Caetano conhece a si mesmo e, por isso, soube compreender o que lhe aconteceu no tempo em que esteve detido. Por exemplo: na primeira semana de prisão, ele foi colocado em uma solitária. Não havia cama, apenas uma colcha sobre a qual se deitava e, num canto, a seus pés, a latrina. Numa das paredes, a uma altura inalcançável, abria-se uma janela gradeada por onde se imiscuía uma réstia de luz.
Durante os dias em que ali ficou, Caetano não viu nenhum outro ser humano. A comida lhe era empurrada por uma portinhola ao pé da porta de ferro. Para se distrair, ele lia e relia folhas de velhos jornais que tinham sido deixados na cela.
Caetano disse que o tempo imutável produziu um efeito curioso em sua alma: ressecou-a. Porque ele queria chorar, e não conseguia. Queria se sentir excitado e se masturbar, mas também não conseguia.

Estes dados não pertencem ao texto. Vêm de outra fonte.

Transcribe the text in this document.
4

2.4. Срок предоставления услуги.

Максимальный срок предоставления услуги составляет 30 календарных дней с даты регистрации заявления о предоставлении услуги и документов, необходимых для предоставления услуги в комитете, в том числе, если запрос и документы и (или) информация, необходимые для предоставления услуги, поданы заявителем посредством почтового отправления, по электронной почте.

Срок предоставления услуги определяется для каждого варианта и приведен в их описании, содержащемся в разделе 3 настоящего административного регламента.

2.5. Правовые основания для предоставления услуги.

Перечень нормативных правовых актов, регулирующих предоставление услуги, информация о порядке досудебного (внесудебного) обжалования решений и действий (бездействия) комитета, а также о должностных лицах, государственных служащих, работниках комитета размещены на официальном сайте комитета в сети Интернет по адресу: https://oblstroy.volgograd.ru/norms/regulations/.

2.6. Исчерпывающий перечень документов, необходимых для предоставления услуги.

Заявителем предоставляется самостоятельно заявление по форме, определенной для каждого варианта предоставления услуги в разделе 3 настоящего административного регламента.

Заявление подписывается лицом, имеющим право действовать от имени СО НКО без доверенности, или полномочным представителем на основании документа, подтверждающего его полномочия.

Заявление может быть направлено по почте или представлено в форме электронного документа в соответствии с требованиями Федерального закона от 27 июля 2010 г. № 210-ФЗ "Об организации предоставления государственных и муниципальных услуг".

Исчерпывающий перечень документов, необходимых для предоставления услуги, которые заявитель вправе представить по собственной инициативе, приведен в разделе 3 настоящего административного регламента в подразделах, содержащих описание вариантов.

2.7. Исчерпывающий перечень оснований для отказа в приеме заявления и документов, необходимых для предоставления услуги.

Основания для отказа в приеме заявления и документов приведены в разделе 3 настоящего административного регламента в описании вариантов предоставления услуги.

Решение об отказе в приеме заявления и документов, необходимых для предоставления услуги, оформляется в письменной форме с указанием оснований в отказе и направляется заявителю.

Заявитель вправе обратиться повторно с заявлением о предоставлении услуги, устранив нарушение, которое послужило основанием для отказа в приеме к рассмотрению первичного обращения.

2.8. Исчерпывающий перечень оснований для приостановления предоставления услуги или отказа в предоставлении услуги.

Lágrimas e gozo, para Caetano, eram uma manifestação de seu próprio espírito em forma líquida, eram pedaços de sua essência mais íntima que saíam para fora de seu corpo, e agora Caetano não os tinha. Ele estava estorricado por dentro.
Gostei dessa reflexão, mas gostei ainda mais quando ele lembrou de um período em que já podia ver sua mulher, Dedé. Numa das visitas que ela lhe fez na prisão, trouxe um exemplar da revista Manchete em que havia sido publicada uma reportagem sobre a visão que os primeiros astronautas tinham da Terra, a partir do espaço. Caetano viu aquelas fotos da Terra azul envolta em nuvens e se deixou enlevar. Tempos depois, comporia uma de suas canções mais belas:
Quando eu me encontrava preso
Na cela de uma cadeia
Foi que vi pela primeira vez
As tais fotografias
Em que apareces inteira
Porém não estavas nua
E sim coberta de nuvens...
Terra... Terra...
Por mais distante
O errante navegante
Quem jamais te esqueceria?
Um homem confinado entre as paredes de uma cela, olhando para a imagem da Terra vista da vastidão do espaço. A prisão escura e a completa liberdade numa única cena. A brutalidade transformada em delicadeza.